Nie tak „Cieszyński Książę” wyobrażał sobie pobyt w Abu Zabi. Już w drugiej rundzie Glover Teixeira zmusił go do odklepania po świetnie zapiętym duszeniu. - Moje umiejętności zostały w pokoju hotelowym. Nie byłem dziś mistrzem, on był. On jest... Nie wiem, co to było. Potrzebuję czasu, by to przemyśleć. Coś było nie tak. To nie byłem ja. Nie chcę się usprawiedliwiać. Nigdzie się nie wybieram, wrócę na pewno. Potrzebuję odpocząć, nie jestem tchórzem. Będziecie mnie widzieć jeszcze w oktagonie - przyznał wprost podczas konferencji prasowej.
UFC 267. Niespodzianka dla Błachowicza po powrocie
Najpierw zawodnik wrócił jednak do kraju.

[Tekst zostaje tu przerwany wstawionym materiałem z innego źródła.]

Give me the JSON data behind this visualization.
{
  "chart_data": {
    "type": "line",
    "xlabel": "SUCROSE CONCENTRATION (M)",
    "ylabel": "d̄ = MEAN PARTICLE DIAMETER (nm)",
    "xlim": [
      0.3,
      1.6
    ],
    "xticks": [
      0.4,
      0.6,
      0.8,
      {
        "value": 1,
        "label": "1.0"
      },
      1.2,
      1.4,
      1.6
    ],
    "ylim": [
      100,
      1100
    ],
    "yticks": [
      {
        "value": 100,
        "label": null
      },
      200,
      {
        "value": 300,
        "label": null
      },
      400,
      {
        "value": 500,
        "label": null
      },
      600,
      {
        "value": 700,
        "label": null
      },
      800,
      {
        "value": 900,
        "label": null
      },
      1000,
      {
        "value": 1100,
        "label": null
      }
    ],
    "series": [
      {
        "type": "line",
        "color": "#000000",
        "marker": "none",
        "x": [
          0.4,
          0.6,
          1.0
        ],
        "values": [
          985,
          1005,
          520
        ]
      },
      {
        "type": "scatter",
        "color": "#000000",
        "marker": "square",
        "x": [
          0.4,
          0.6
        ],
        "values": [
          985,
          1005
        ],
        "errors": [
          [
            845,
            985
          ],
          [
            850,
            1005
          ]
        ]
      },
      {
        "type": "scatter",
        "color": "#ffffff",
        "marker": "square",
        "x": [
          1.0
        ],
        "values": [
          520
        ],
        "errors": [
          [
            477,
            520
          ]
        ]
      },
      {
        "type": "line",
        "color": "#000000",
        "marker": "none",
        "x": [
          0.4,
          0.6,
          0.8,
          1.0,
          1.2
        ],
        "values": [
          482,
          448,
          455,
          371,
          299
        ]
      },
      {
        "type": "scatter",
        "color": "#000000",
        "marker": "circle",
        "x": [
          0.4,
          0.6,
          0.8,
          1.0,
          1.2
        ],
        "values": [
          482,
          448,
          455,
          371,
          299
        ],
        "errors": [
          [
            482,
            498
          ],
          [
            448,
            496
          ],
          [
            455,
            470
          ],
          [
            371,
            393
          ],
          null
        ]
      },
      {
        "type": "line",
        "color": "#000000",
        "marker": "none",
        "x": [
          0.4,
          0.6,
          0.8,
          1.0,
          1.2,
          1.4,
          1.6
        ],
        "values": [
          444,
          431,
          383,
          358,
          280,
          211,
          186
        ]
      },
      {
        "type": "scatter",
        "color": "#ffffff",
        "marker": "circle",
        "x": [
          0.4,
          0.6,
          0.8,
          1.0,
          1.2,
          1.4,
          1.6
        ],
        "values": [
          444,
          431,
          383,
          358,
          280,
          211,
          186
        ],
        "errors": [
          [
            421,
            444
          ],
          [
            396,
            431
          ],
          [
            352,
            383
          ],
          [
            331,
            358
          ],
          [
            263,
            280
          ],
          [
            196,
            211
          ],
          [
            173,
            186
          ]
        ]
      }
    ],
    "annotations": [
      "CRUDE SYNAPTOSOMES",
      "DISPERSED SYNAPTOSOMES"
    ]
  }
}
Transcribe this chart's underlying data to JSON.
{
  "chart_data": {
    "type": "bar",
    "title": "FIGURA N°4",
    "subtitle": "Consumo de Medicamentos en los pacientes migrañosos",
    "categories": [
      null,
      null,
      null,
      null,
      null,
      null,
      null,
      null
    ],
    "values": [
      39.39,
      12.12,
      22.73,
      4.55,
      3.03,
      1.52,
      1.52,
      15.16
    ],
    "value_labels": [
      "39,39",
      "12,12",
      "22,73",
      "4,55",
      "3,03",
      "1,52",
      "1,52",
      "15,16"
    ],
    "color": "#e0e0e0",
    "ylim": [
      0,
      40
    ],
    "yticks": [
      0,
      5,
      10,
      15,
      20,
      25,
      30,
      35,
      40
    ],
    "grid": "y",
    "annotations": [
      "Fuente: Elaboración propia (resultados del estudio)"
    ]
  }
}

Jan Błachowicz jest już w swoim domu i… pokazał piękną niespodziankę, którą przygotowali mu jego sąsiedzi. - Kochani, bardzo dziękuję. Od razu humorek się poprawił. Fajnie, że jesteście ze mną jak jest dobrze i jak jest źle. Od razu lepiej się robi na serduszku – powiedział Błachowicz na nagraniu na Instagramie.
Na drzwiach widać było nie tylko piękne obrazki czy wyklejanki ze zdjęciami. Pojawiły się także napisy „Witamy w domu” czy „Jan Błachowicz – nasz mistrz”. Nie zabrakło wielkich balonów. Na twarzy byłego mistrza organizacji UFC w kategorii półciężkiej zagościł szeroki uśmiech.